SPAC listing framework introduced by SGX

September 2021

SGX introduced its rules for the listing of Special Purpose Acquisition Companies (SPACs) on the Mainboard of the Singapore Exchange

Listing criteria for SPACs

(a)    A minimum of S$150 million market capitalisation and at least 25% of the total number of issued shares are to be held by at least 300 public shareholders at IPO

(b)    A minimum IPO price of S$5 a share

(c)     At least 90% of IPO proceeds must be placed in escrow until the acquisition of a target company or the business combination. Cash will be returned on a pro rata basis from the cash held in escrow to any shareholder who votes against the business combination or upon the liquidation of the SPAC

(d)    Any warrant (or other convertible securities) issued with the ordinary shares of the SPAC at IPO may be detachable from the underlying ordinary shares of the SPAC for trading on SGX but the maximum percentage dilution to shareholders arising from the conversion of warrants issued at IPO must be capped at 50%.

Founders, Management and Controlling Shareholders

(a)    The founding shareholders and the management team must hold a minimum level of equity at the time of the IPO of between 2.5% to 3.5%, depending on the SPAC market capitalisation then. Their aggregate shareholding interests should not exceed 20% of the SPAC’s issued share capital

(b)    Moratorium obligations are imposed on the shareholding interests held by the key parties such as the founding shareholders and controlling shareholder at various junctures

The Business Combination

(a)    The business combination must comprise at least one principal core business with a fair market value of at least 80% of the gross IPO proceeds in escrow

(b)    The resulting business combination must comply with Mainboard listing criteria

(c)     A period of two years is permitted from the IPO date to complete a business combination. The period may be extended if the SPAC has entered into a legally binding agreement for a business combination before the end of the two-year period, and the SPAC will have a further 12 months to complete the business combination, subject to a total overall maximum time frame of 36 months from the IPO date.

Issue Manager and Valuer

The SPAC must appoint:

 

(a)    an accredited Issue Manager as a financial advisor to advise on the business combination;  and

(b)    an independent valuer to value the target company for certain types of transactions. 

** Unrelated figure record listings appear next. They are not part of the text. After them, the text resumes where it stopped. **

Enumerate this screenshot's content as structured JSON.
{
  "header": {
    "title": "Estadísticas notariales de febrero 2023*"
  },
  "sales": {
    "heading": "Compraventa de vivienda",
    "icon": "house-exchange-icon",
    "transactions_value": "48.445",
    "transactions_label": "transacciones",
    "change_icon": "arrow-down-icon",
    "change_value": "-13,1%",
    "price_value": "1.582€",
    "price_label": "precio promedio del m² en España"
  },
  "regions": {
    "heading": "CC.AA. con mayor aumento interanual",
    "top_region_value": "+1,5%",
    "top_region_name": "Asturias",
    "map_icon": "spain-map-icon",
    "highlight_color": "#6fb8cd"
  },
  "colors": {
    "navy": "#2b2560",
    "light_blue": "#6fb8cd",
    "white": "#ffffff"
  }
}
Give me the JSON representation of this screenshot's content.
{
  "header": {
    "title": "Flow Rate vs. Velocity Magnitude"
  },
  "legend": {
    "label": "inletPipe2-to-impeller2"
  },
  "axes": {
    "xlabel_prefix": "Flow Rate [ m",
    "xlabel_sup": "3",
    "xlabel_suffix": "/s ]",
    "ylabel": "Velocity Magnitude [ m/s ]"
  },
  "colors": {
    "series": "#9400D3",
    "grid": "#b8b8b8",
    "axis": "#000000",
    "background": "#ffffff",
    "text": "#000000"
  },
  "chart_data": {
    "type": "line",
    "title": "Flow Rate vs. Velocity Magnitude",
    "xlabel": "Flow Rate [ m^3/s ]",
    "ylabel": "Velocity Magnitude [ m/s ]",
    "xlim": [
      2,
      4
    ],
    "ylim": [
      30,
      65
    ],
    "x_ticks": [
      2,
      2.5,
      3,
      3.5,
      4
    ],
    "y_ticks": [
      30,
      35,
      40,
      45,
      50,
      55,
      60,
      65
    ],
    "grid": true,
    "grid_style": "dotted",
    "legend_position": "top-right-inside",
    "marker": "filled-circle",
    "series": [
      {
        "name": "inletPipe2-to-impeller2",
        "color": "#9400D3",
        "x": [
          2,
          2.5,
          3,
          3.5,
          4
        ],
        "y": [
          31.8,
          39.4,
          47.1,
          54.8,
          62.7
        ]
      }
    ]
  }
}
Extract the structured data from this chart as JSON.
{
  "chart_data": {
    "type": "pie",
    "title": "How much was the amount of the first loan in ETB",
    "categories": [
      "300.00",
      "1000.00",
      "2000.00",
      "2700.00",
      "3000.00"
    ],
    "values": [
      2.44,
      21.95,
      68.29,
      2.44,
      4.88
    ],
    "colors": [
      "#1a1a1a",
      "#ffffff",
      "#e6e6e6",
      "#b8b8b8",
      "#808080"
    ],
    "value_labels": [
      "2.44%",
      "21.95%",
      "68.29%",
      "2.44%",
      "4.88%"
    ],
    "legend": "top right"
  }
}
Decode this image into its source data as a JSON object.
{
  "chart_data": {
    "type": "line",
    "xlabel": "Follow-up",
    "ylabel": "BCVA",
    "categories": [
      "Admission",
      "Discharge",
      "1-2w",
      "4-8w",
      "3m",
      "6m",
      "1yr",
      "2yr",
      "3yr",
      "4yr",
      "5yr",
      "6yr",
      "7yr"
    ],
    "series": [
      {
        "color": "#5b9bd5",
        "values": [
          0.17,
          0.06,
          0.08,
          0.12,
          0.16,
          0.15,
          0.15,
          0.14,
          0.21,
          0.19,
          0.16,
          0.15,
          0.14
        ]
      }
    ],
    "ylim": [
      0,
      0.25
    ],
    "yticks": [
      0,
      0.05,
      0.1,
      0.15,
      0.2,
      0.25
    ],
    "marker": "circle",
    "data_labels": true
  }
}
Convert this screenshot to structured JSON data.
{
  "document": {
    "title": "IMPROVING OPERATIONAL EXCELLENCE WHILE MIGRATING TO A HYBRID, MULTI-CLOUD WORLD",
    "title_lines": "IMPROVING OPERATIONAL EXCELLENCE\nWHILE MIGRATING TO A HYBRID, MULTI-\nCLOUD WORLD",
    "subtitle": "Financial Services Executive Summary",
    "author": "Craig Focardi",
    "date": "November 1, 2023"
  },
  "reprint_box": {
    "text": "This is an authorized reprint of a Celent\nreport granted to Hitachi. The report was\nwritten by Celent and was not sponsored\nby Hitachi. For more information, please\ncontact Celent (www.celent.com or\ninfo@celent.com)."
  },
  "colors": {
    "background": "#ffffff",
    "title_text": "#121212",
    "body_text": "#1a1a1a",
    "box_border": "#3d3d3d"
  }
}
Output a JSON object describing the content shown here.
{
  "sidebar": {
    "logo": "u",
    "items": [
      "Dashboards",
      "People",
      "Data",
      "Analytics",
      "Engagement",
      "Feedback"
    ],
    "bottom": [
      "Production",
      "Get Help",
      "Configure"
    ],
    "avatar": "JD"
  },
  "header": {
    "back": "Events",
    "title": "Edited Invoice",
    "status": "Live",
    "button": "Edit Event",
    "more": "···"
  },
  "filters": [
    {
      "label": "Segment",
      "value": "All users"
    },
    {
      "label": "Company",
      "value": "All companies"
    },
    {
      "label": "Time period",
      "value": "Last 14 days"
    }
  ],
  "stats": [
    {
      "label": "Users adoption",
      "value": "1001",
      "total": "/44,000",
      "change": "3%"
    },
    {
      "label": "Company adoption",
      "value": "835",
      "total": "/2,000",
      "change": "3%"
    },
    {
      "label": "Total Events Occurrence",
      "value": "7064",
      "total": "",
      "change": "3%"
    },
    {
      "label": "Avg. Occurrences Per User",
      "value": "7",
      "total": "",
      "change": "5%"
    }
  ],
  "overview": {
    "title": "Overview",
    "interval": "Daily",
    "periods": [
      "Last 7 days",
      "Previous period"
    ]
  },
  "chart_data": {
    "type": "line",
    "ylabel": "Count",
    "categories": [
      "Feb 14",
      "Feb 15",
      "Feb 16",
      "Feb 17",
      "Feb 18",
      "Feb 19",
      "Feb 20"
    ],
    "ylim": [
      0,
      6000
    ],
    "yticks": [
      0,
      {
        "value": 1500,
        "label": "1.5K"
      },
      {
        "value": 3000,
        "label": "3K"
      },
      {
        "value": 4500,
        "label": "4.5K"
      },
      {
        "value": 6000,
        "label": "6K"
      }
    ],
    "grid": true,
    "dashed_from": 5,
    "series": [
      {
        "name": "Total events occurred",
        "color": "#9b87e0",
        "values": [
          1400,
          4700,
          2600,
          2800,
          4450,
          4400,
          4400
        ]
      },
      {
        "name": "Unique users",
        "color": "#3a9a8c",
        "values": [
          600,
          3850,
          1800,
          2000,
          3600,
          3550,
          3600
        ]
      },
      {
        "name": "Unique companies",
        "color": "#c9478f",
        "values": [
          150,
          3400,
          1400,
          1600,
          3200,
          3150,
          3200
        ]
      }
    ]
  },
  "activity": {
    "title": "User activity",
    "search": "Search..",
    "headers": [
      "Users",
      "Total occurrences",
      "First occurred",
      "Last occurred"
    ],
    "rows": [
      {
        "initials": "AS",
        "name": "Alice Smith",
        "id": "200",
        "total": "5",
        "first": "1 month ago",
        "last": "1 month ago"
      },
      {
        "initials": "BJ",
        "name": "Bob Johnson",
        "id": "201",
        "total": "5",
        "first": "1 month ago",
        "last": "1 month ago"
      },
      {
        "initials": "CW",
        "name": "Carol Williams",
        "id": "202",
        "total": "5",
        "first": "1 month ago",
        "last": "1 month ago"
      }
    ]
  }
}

Board and Shareholder Vote

The business combination can only proceed with approval from a simple majority of the SPAC’s independent directors and a simple majority of the independent shareholders.

Shareholders’ Circular for a Business Combination

The shareholders’ circular on the business combination must contain prospectus-level disclosures including:

(a)    financial position and operating control

(b)    character and integrity of the incoming directors and management

(c)     compliance history

(d)    material licences, permits and approvals required to operate the business

(e)    resolution of conflicts of interests

(f)      specific disclosures in relation to SPACs set out in the Listing Rules

Liquidation of a SPAC

Liquidation of the SPAC may occur in certain situations such as in the event of a material change in the profile of the founding shareholders or management team critical to the successful founding of the SPAC unless 75% of the independent shareholders vote for the continued listing of the SPAC

 

The SPAC listing rules take effect on 3 September 2021.